There is innovation—while many governments are slamming doors shut, we see welcoming communities extending a hand in many corners of the world. Women’s savings clubs in small-scale fishing areas help communities choose to make infrastructure more resilient after a disaster; family, friends, and religious institutions open doors for shelter from wildfires; and remittances sent from family members abroad can help communities decide to relocate to higher ground. 

We need local, national, and international government stakeholders to support locally grown solutions like these, scale them, and adapt them to new settings. This is urgent work. Governments should support their citizens’ drive to welcome those in need, instead of retreating in fear.

Alice Farmer is a refugee lawyer studying how climate change alters the international legal framework of forced displacement. Currently a CASBS fellow, she has spent two decades in humanitarian work for the UN and NGOs. She is developing a climate mobility lab that uses interdisciplinary study to equip governments and other stakeholders with the necessary research to form human-rights centered policies in response to climate-change-induced displacement. 
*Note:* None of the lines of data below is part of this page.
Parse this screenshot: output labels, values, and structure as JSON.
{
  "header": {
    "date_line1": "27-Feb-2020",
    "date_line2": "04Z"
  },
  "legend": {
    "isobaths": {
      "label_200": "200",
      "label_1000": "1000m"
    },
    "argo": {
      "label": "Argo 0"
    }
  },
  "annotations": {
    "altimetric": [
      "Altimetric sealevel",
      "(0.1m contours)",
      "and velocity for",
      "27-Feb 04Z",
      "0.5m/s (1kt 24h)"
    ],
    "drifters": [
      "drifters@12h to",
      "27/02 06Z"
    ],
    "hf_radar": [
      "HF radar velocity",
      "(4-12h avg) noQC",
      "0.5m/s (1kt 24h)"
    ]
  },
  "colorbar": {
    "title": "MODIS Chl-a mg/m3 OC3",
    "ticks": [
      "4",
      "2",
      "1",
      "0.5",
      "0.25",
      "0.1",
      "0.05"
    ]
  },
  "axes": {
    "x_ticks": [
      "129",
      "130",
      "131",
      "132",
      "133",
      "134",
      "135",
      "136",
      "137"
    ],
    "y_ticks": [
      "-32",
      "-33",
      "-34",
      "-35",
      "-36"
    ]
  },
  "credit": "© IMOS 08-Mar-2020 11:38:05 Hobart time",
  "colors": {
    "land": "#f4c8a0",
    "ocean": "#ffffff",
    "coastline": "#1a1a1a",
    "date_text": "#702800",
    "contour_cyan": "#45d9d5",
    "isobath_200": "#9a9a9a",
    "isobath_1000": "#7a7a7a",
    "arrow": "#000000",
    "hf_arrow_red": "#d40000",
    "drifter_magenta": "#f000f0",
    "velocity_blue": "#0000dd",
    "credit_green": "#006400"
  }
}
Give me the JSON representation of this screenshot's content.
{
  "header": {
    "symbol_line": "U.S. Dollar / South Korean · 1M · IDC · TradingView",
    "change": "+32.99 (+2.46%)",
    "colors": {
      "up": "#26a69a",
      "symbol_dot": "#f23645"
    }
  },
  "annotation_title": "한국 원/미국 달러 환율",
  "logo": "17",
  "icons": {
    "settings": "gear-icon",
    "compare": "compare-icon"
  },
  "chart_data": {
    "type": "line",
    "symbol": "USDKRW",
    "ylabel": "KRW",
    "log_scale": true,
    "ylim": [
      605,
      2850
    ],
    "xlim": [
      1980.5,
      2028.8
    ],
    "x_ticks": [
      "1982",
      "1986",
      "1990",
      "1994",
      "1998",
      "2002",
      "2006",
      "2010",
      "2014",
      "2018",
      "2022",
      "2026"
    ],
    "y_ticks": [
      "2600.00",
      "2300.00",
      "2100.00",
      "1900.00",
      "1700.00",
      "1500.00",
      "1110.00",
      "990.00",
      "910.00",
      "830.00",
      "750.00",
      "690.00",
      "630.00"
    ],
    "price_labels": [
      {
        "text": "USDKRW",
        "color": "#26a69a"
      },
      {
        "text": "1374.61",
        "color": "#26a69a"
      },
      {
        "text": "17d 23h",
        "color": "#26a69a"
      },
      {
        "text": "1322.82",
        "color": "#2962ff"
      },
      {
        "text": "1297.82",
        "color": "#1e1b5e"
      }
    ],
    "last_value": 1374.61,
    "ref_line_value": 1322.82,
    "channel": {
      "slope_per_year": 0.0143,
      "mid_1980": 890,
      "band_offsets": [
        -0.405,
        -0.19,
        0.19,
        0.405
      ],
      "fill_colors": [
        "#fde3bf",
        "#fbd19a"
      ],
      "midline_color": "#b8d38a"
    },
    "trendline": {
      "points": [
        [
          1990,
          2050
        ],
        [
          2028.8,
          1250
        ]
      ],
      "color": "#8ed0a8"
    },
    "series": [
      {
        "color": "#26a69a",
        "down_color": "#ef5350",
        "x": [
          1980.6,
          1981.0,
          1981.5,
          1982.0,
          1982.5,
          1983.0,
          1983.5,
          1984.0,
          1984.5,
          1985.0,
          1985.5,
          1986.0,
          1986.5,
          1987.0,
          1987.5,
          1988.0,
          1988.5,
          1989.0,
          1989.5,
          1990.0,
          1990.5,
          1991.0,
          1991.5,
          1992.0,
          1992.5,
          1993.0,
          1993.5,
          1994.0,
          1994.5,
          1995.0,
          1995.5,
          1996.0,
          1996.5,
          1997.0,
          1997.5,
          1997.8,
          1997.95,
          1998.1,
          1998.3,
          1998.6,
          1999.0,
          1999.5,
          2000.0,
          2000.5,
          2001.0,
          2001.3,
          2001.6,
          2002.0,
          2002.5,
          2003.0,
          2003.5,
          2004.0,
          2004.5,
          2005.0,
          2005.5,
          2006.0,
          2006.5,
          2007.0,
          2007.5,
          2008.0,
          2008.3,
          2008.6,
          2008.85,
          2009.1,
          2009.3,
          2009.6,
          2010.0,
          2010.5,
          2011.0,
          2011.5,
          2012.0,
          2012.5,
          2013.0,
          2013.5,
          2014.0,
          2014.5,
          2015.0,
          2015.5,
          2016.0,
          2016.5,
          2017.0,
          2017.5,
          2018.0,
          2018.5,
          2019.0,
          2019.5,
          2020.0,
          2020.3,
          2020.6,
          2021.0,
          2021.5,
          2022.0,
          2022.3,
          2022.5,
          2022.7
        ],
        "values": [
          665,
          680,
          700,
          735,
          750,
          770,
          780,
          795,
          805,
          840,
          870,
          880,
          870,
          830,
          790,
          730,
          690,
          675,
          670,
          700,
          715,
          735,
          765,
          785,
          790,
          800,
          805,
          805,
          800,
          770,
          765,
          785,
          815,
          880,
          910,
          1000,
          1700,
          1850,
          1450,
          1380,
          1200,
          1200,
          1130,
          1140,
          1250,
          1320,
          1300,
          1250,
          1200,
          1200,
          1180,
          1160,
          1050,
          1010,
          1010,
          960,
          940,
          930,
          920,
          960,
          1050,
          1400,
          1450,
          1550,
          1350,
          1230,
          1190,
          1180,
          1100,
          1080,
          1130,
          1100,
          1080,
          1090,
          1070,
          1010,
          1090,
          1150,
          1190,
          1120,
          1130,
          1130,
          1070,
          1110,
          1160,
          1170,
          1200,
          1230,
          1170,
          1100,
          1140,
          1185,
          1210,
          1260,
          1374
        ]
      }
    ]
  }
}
Is the climate movement in the streets or the courtroom?
Sidney Tarrow

Over the last decade, there has been a sharp increase in the number of court cases fighting climate change in the United States—more than in the rest of the world put together, as data collected by the Sabin Center shows. Although we do not yet have comparable data, there has been a similar surge in climate protests around the world. How—if at all—are these two streams of climate activism connected? 

In my research, drawing on social movement research, I have been identifying three kinds of relationships. The first is a complete disconnect between the two forms of activism. The second is what I call fusion, when legal advocates merge their efforts with those of protesters. The third is “synergy,” the coordination of legal and activist efforts by different actors within the same broad movement.

The next step will be to choose a sample from the records of climate cases from the Sabin Center database and code each one for the presence or absence of these three types and, where possible, their eventual outcomes.

I hypothesize that while a disconnect wastes or duplicates efforts and fusion is unlikely between activists with different strategies and types of organization, synergies are the most hopeful for progress in fighting climate change.  

Sidney Tarrow is Maxwell M. Upson Professor Emeritus in the Government Department at Cornell University, where he specializes in social movements, contentious politics and legal mobilization. Before coming to Cornell, he taught at Yale University.